From mid-week onward, a shortwave ridge sets up aloft as heights lower again across the nation's mid-section. This will ensure a period of drier weather through the conclusion of the work week. While surface high pressure maintains its presence through early Friday, global ensembles show upstream troughing ejecting eastward bringing additional rainfall chances into next weekend. This supports the Day 6-10 CPC Precipitation Outlook which highlights above average precipitation chances December 3-7.

High temperatures on Tuesday and Wednesday will top out in the 40s across most locations with upper 20s to 30s in the higher elevations.
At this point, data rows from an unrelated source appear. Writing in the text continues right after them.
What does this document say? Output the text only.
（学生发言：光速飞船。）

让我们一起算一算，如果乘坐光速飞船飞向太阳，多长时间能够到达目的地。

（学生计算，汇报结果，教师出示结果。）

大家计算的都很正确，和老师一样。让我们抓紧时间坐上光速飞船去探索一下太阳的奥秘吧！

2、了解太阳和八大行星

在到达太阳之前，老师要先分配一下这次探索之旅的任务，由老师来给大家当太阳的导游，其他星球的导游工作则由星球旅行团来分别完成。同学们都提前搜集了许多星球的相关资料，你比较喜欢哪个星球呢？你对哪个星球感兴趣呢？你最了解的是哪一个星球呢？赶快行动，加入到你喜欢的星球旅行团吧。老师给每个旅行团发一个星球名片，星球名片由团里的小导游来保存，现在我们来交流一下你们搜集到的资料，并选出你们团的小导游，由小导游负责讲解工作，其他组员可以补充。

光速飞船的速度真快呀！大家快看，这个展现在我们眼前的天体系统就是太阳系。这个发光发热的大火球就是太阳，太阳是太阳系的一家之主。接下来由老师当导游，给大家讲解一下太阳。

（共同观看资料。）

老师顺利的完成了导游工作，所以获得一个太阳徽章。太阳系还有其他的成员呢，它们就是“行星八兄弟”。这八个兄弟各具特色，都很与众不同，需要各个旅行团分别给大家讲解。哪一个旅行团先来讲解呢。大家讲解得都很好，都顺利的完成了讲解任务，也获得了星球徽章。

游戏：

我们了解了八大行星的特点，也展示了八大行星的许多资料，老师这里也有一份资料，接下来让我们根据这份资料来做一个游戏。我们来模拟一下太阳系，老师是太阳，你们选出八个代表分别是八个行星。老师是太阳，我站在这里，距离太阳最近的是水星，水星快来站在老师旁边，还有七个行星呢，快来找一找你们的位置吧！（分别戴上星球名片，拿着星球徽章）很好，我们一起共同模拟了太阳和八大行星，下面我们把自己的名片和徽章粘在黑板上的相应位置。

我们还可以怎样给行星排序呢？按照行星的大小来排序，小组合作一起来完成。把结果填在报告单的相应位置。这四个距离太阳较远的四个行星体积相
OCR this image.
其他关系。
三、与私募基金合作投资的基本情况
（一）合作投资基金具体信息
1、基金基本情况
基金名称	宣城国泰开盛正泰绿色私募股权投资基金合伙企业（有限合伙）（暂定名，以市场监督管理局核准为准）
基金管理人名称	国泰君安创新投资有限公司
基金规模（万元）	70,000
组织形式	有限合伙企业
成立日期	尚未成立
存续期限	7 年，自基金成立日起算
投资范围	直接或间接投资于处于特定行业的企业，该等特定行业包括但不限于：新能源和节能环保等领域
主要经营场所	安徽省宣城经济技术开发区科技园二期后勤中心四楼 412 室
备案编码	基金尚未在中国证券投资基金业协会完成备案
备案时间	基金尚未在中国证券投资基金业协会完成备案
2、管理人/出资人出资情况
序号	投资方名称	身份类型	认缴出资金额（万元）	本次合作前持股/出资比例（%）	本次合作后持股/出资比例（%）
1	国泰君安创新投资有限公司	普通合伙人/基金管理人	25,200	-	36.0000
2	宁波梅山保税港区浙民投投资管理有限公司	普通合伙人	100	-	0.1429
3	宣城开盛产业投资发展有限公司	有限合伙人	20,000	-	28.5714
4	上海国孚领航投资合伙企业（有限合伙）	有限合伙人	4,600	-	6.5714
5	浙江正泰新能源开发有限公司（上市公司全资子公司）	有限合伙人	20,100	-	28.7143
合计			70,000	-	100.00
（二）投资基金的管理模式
While westerly winds will provide downslope warming effects, the accompanying 15 to 20 mph gusts should lower wind chill temperatures into the mid/upper 30s on Tuesday along and east of I- 95. Overnight temperatures on Tuesday and Wednesday nights are likely to be at, or below freezing everywhere outside of spots near the Chesapeake Bay and Tidal Potomac. While chilly in nature, all readings are close to, or slightly below seasonal norms. A gradual warming trend is expected by late in the week.